A few years ago – and I wish I could find the link, but you’re going to have to trust me – Cliff Bleszinski (formerly of Epic Games and designer of Gears Of War) said that The Next Big Thing would be usable Virtual Reality headsets. He was emphatic, but is also known to be so, leading to his claim being categorised with so many other wild predictions from industry professionals.
Except now it doesn’t sound so wild.
Over the last year, there’s been vocal and growing support for the VR headset Oculus Rift and now, with Facebook’s $2bn acquisition of the company, the VR dream suddenly seems very real. There really feels like a shift is coming, similar to how mobile took over a few years ago, but this time with even more promise for hardcore games. Let’s look at the signs from each of the major players:
Facebook – Oculus Rift
$2bn may sound like a fortune, but to Facebook, it’s a more mundane sum. They’ve bought into the promise of how the Rift can bring people together, from meetings with doctors to ringside seats at sporting events. However, their buying of the hottest thing in gaming has put many noses out of joint, not helped by a financial call suggesting that it’s going to be used as “a network where people can communicate and buy virtual goods” or the rumour that it’ll carry the Facebook brand logo and interface. Of course, Facebook has assuaged these fears by insisting that it’ll continue on its course independently inside the company (a similar claim they made with Instagram) so we’ll just have to cross our fingers and wait.
Sony – PlayStation 4’s Project Morpheus
Announced this week at GDC, Project Morpheus is Sony reading the wave of interest generated by Oculus Rift and wanting to get into the game early. By all accounts, they could have a winner on their hands – early reports have been overwhelmingly positive, with resolution and latency outdoing the Rift. Sony have also been very quick to affirm that it will be a fully-supported gaming device that’ll have titles written especially for it, and with gamers feeling burnt by Oculus’ buyout, their timing could not have been any more perfect. It’s due out some time next year, and will be mine. Oh yes.
Microsoft – Some Kind of Augmented Reality
It also emerged this week that Microsoft had finally closed a deal with tech company Osterhout Design Group to buy the rights to all their patented wearable computers. Microsoft have been throwing around the idea of augmented reality for a while, with projectors and Kinect expanding playable areas, but this is the first definite sign that they may be pushing a new tech angle. What’s interesting about this is that it’s a different play from Oculus and Sony, with augmented reality adding to real life instead of virtual reality completely replacing it. How this will impact games is anyone’s guess, but it could be external visual effects or heads-up-displays. However, if Microsoft do go down this route, then they will have a direct competitor. A big one.
Google – Google Glass
This is much more of a known entity than the other selections as there’s been test models in the wild for a while. However, there`s still a sheen of mystery about the product (vital for creating that Apple-esque WOW factor), but what we do know is that its camera can give you updated information relating to what you’re looking at. It’s fair to say that Google’s device will be less game-centric than Microsoft’s, but that passive dominance (where it becomes a natural part of daily life) is sure to harm any competitors.

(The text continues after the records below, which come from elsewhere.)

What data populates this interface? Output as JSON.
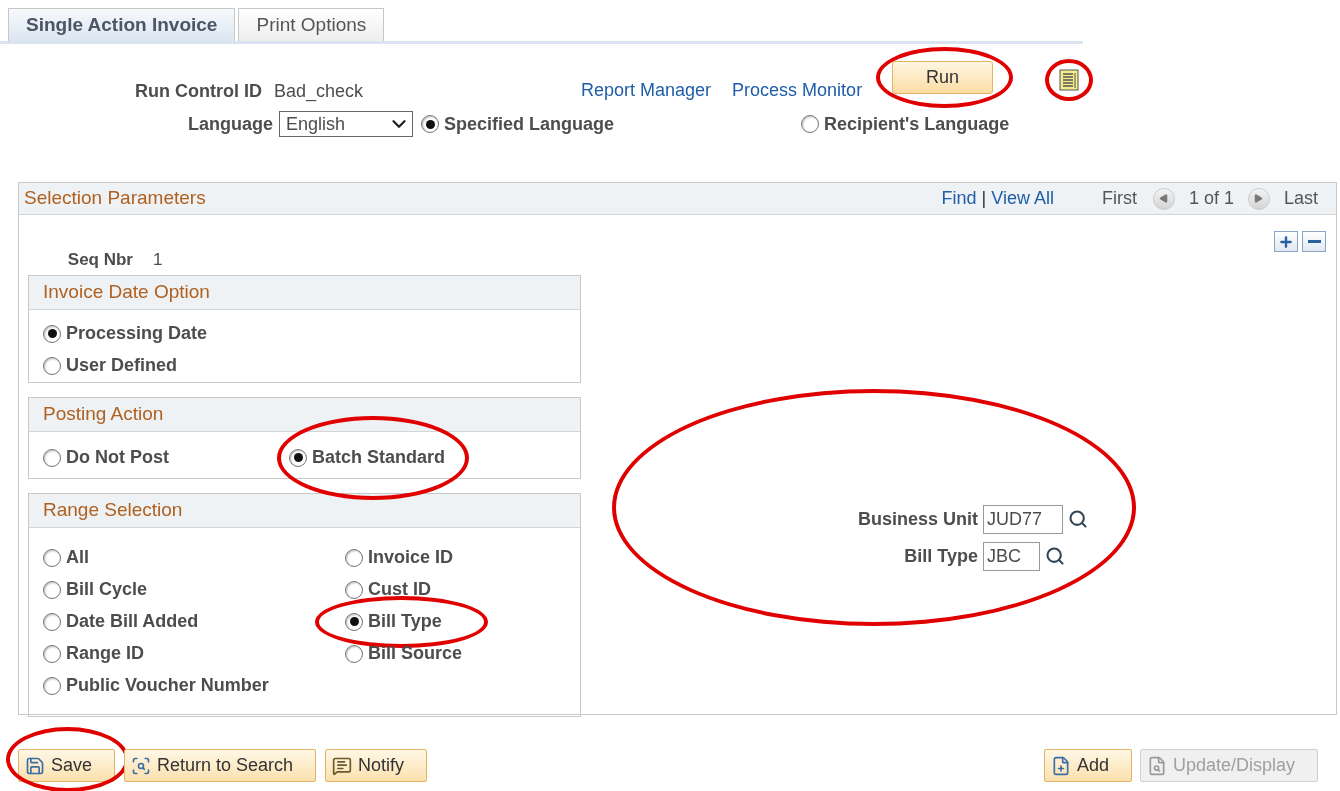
{
  "tabs": [
    {
      "label": "Single Action Invoice",
      "selected": true
    },
    {
      "label": "Print Options",
      "selected": false
    }
  ],
  "run_control": {
    "label": "Run Control ID",
    "value": "Bad_check"
  },
  "language": {
    "label": "Language",
    "value": "English"
  },
  "language_options": [
    {
      "label": "Specified Language",
      "selected": true
    },
    {
      "label": "Recipient's Language",
      "selected": false
    }
  ],
  "links": [
    "Report Manager",
    "Process Monitor"
  ],
  "run_button": {
    "label": "Run",
    "circled": true
  },
  "report_icon": {
    "circled": true
  },
  "selection": {
    "title": "Selection Parameters",
    "find": "Find",
    "separator": "|",
    "view_all": "View All",
    "first": "First",
    "count": "1 of 1",
    "last": "Last",
    "seq_label": "Seq Nbr",
    "seq_value": "1"
  },
  "groups": [
    {
      "title": "Invoice Date Option",
      "kind": "single",
      "options": [
        {
          "label": "Processing Date",
          "selected": true,
          "circled": false
        },
        {
          "label": "User Defined",
          "selected": false,
          "circled": false
        }
      ]
    },
    {
      "title": "Posting Action",
      "kind": "pair",
      "options": [
        {
          "label": "Do Not Post",
          "selected": false,
          "circled": false
        },
        {
          "label": "Batch Standard",
          "selected": true,
          "circled": true
        }
      ]
    },
    {
      "title": "Range Selection",
      "kind": "grid",
      "options": [
        {
          "label": "All",
          "selected": false,
          "circled": false
        },
        {
          "label": "Invoice ID",
          "selected": false,
          "circled": false
        },
        {
          "label": "Bill Cycle",
          "selected": false,
          "circled": false
        },
        {
          "label": "Cust ID",
          "selected": false,
          "circled": false
        },
        {
          "label": "Date Bill Added",
          "selected": false,
          "circled": false
        },
        {
          "label": "Bill Type",
          "selected": true,
          "circled": true
        },
        {
          "label": "Range ID",
          "selected": false,
          "circled": false
        },
        {
          "label": "Bill Source",
          "selected": false,
          "circled": false
        },
        {
          "label": "Public Voucher Number",
          "selected": false,
          "circled": false
        }
      ]
    }
  ],
  "fields": {
    "circled": true,
    "items": [
      {
        "label": "Business Unit",
        "value": "JUD77"
      },
      {
        "label": "Bill Type",
        "value": "JBC"
      }
    ]
  },
  "toolbar_left": [
    {
      "label": "Save",
      "kind": "save",
      "circled": true,
      "disabled": false
    },
    {
      "label": "Return to Search",
      "kind": "return",
      "circled": false,
      "disabled": false
    },
    {
      "label": "Notify",
      "kind": "notify",
      "circled": false,
      "disabled": false
    }
  ],
  "toolbar_right": [
    {
      "label": "Add",
      "kind": "add",
      "circled": false,
      "disabled": false
    },
    {
      "label": "Update/Display",
      "kind": "update",
      "circled": false,
      "disabled": true
    }
  ]
}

True Player Gear, a start-up from Montreal, has been showing off their Rift alternative, a headset that can not only display a VR surrounding but, thanks to its twin 1080p cameras, can also be used for augmented reality. It sounds too good to be true, and with the massive engineering challenges in creating this kind of device, we’ll just have to wait and see how the finished product handles. Also, it looks like a little Pixar robot, which is nice.

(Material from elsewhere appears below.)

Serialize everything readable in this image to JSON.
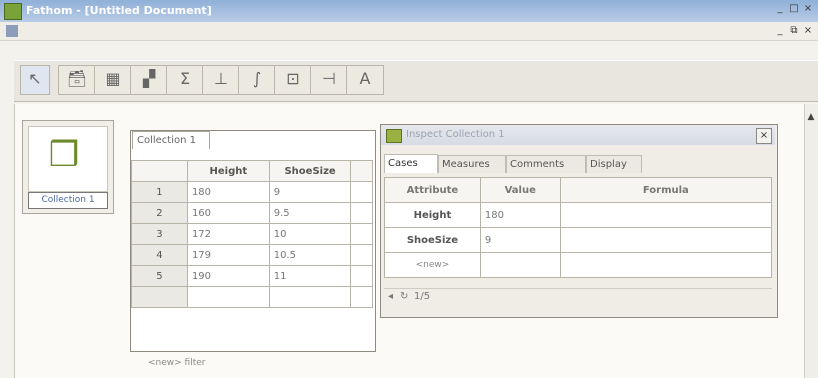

And finally, never, ever rule out Nintendo. The WiiU, even with its great features and games, has been a total failure up to this point. Many think that they’ve deep in the planning stages for their next console that might link their handheld and TV box together, and Nintendo have always been a company who want to push a new angle. Wii Sports showed how to get motion control right, and this expertise could translate to another VR competitor down the line.